Antes de cumprir o propósito de regressar para casa, porém, nosso homem concebeu as palavras com que haveria de exprimir seu amargo arrependimento ao pai: “Pai, pequei contra o céu e diante de ti; já não sou digno de ser chamado teu filho; trata-me como um dos teus trabalhadores” (Lc 15:18-19). Ensaiou a profissão de fé como o catecúmeno aprende a sua. Mas aprendeu a dizê-la de um modo inteiramente sentido.
E essa síntese mínima da amarga experiência do filho, contida na precária confissão, foi para o pai tão máxima que não permitiu ao pródigo chegar ao fim: atirou-se ao pescoço dele, antes que concluísse as doloridas palavras.
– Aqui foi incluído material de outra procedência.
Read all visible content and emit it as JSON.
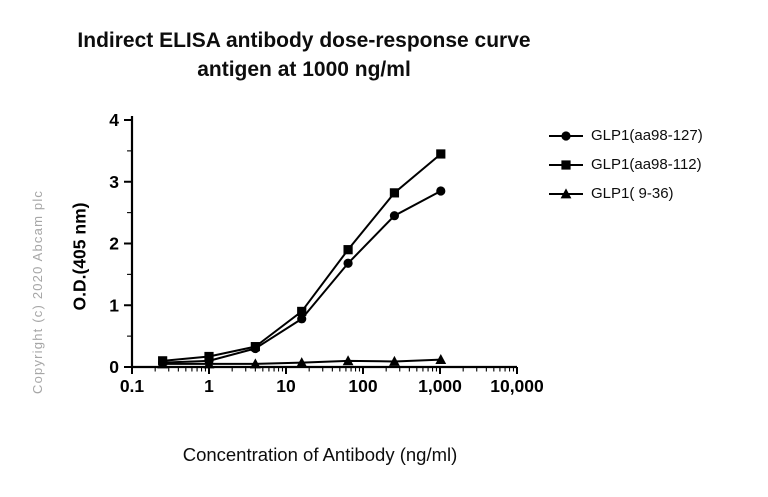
{
  "watermark": "Copyright (c) 2020 Abcam plc",
  "chart_data": {
    "type": "line",
    "title": "Indirect ELISA antibody dose-response curve antigen at 1000 ng/ml",
    "title_lines": [
      "Indirect ELISA antibody dose-response curve",
      "antigen at 1000 ng/ml"
    ],
    "xlabel": "Concentration of Antibody (ng/ml)",
    "ylabel": "O.D.(405 nm)",
    "x_scale": "log10",
    "xlim": [
      0.1,
      10000
    ],
    "ylim": [
      0,
      4
    ],
    "x_major_ticks": [
      0.1,
      1,
      10,
      100,
      1000,
      10000
    ],
    "x_tick_labels": [
      "0.1",
      "1",
      "10",
      "100",
      "1,000",
      "10,000"
    ],
    "y_major_ticks": [
      0,
      1,
      2,
      3,
      4
    ],
    "y_minor_ticks": [
      0.5,
      1.5,
      2.5,
      3.5
    ],
    "grid": false,
    "legend_position": "right",
    "line_color": "#000000",
    "x": [
      0.25,
      1,
      4,
      16,
      64,
      256,
      1024
    ],
    "series": [
      {
        "name": "GLP1(aa98-127)",
        "marker": "circle",
        "values": [
          0.07,
          0.1,
          0.3,
          0.78,
          1.68,
          2.45,
          2.85
        ]
      },
      {
        "name": "GLP1(aa98-112)",
        "marker": "square",
        "values": [
          0.1,
          0.17,
          0.33,
          0.9,
          1.9,
          2.82,
          3.45
        ]
      },
      {
        "name": "GLP1( 9-36)",
        "marker": "triangle",
        "values": [
          0.05,
          0.05,
          0.05,
          0.07,
          0.1,
          0.09,
          0.12
        ]
      }
    ]
  }
}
"Se há teologia, na Bíblia, não é para verbalizar o que não se ajusta ao verbo. Nem é para colocar em palavras o que as transcende. É apenas para dizer que Deus nos pede para abraçá-lo, é só para entregar, a todos os pródigos do mundo, o convite ao abraço que cancela a dívida incancelável."

A intervenção do pai mostra que a eficácia da salvação não reside nas fórmulas que o pecador pronuncia, ao se arrepender, mas no abraço em que é estreitado por Deus. A conceituação teológica tende a associar o perdão às fórmulas; o amor o vincula ao abraço. Todo pecado e toda vida pecaminosa terminam nos braços do Pai amoroso, do Pai que vigia constantemente o horizonte.
Se há teologia, na Bíblia, não é para verbalizar o que não se ajusta ao verbo. Nem é para colocar em palavras o que as transcende. É apenas para dizer que Deus nos pede para abraçá-lo, é só para entregar, a todos os pródigos do mundo, o convite ao abraço que cancela a dívida incancelável.